Doctor Twofin, the scholar who instructed the prince in magic, had admitted that the Scholars’ Guild had secrets they kept from everyone, even the royal family. That was right before he had betrayed Tejohn and dropped him from a flying cart, leaving him broken and at the mercy of his enemies. The servants had secret societies of their own, he had also learned, that they called
cabinets
, because they were a source of necessary things. And now the priests of the temple as well?
 

Tejohn began to think he was the only person without a secret agenda…but no, that wasn’t true. The prince had given him a mission to complete, one Tejohn was not always free to talk about.
 

The old fellow returned through the side door again and moved toward the wall. No, there wasn’t a wall there. Tejohn hadn’t noticed it before, but where the wall should have been was open space.
 

As if his return was a cue, the older woman suggested they have breakfast together on the eastern deck. Sunrise would begin soon. Tejohn agreed, waving off Javien’s help. She turned to the young man. “Soup first, I think, considering. The rest when the kitchen is ready. We’re starting the day so early. And wake Ulmasc; we need her now.”

Beacon Javien hurried down the stairs, and the woman led Tejohn onto the terrace. “I would like to know the name of the person I’m speaking with,” he said simply.

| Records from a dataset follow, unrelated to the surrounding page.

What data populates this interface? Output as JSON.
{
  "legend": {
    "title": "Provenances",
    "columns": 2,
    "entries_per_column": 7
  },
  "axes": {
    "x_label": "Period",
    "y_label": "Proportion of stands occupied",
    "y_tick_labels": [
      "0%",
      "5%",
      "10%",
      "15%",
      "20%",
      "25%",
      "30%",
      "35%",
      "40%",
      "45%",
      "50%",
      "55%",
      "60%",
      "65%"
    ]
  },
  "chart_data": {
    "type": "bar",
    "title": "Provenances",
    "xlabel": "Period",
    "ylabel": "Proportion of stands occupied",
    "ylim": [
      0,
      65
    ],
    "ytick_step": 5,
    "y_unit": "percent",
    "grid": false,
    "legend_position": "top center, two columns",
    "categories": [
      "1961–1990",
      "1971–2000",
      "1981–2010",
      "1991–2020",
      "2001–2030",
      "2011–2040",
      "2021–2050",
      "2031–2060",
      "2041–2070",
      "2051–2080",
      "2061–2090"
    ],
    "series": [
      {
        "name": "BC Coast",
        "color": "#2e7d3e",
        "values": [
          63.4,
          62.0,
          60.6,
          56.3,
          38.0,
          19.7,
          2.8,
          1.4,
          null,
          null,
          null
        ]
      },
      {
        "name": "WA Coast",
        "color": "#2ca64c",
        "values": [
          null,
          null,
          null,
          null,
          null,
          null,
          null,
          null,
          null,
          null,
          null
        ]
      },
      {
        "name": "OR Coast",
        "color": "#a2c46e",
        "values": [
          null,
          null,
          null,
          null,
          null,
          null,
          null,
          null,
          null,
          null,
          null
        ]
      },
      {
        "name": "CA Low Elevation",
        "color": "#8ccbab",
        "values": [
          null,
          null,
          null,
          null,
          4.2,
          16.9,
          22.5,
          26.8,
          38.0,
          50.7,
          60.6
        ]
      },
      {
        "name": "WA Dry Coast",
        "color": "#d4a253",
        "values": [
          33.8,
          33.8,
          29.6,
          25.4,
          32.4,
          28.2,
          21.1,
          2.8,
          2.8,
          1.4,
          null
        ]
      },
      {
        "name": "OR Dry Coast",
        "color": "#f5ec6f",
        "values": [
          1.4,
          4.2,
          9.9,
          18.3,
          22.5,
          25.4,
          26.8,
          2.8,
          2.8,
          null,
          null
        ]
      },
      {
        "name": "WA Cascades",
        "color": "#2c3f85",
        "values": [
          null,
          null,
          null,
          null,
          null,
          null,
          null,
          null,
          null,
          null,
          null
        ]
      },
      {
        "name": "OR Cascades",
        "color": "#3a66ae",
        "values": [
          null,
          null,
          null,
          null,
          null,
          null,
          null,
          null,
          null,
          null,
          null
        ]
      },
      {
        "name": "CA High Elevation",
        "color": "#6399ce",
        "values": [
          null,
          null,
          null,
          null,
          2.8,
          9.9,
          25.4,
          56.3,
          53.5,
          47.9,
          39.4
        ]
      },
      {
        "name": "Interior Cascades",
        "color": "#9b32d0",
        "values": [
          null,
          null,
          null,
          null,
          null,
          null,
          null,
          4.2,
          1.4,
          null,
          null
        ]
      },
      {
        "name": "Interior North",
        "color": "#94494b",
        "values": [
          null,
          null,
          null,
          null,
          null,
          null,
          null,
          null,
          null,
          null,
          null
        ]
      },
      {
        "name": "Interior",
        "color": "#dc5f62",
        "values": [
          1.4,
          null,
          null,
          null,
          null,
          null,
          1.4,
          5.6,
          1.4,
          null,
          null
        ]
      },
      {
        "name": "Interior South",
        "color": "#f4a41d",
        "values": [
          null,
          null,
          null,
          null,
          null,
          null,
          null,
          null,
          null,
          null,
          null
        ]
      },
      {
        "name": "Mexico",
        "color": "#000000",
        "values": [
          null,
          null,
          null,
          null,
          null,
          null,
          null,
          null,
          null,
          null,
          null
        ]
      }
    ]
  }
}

“How unspeakably rude of me,” she said. “I was so caught up in worrying about you that I forgot my manners. My name is Beacon Veliender.”

“Ah,” Tejohn said. They had reached a table at the edge of the terrace. Veliender gestured to a seat that would allow him to have the best view of the coming sunrise. “That’s another Redmudd name, isn’t it?”
 

She gave him a crooked smile. “You could say that. It is, in fact, even older than the name Redmudd. Many, many years ago, when my clan surrendered their broken spears to the Peradaini, the...tyrants showed their fealty by changing their names to the Peradaini translation.”
 

“So, Veliender means ‘red mud’?”

She spread her hands. “Actually, it means ‘dirt soaked with blood,’ but the days when my people thought of themselves as deadly warriors are generations past. Battlefield losses will do that.”

Tejohn glanced at the old man, who was sitting at the next table. He stared off into the distance as though deaf to everything they said, ignoring them. Could he hear what they said and would he join them to break their fast? Tejohn had always heard that the priests had no hierarchy within their temples; everyone was a “Beacon” and no one was in charge. Of course, he didn’t believe it really worked that way for a moment, but this was the face they presented to the world. Perhaps the old fellow was the head of the temple.
 

A red glow had appeared over the horizon. Tejohn stared out into it, watching it spread across the sky. He’d seen the sunrise many times in his life, of course, but this was an entirely new experience. Laoni should be here beside him, he thought. The sudden strength of his longing for her startled him.
 

Bowls of steaming soup were set in front of them, and the smell of the eel broth made his mouth water. Beacon Veliender handed him a slender wooden spoon. “Considering your recent convalescence, let’s not worry too much about propriety, my tyr.”

She began to eat with gusto, and Tejohn did the same. There was very little actual eel in the soup, but the rice, onions, and carrots were very welcome. Still, he did his best to eat politely, only lifting the bowl to his lips and scraping the wooden bottom when it was nearly finished.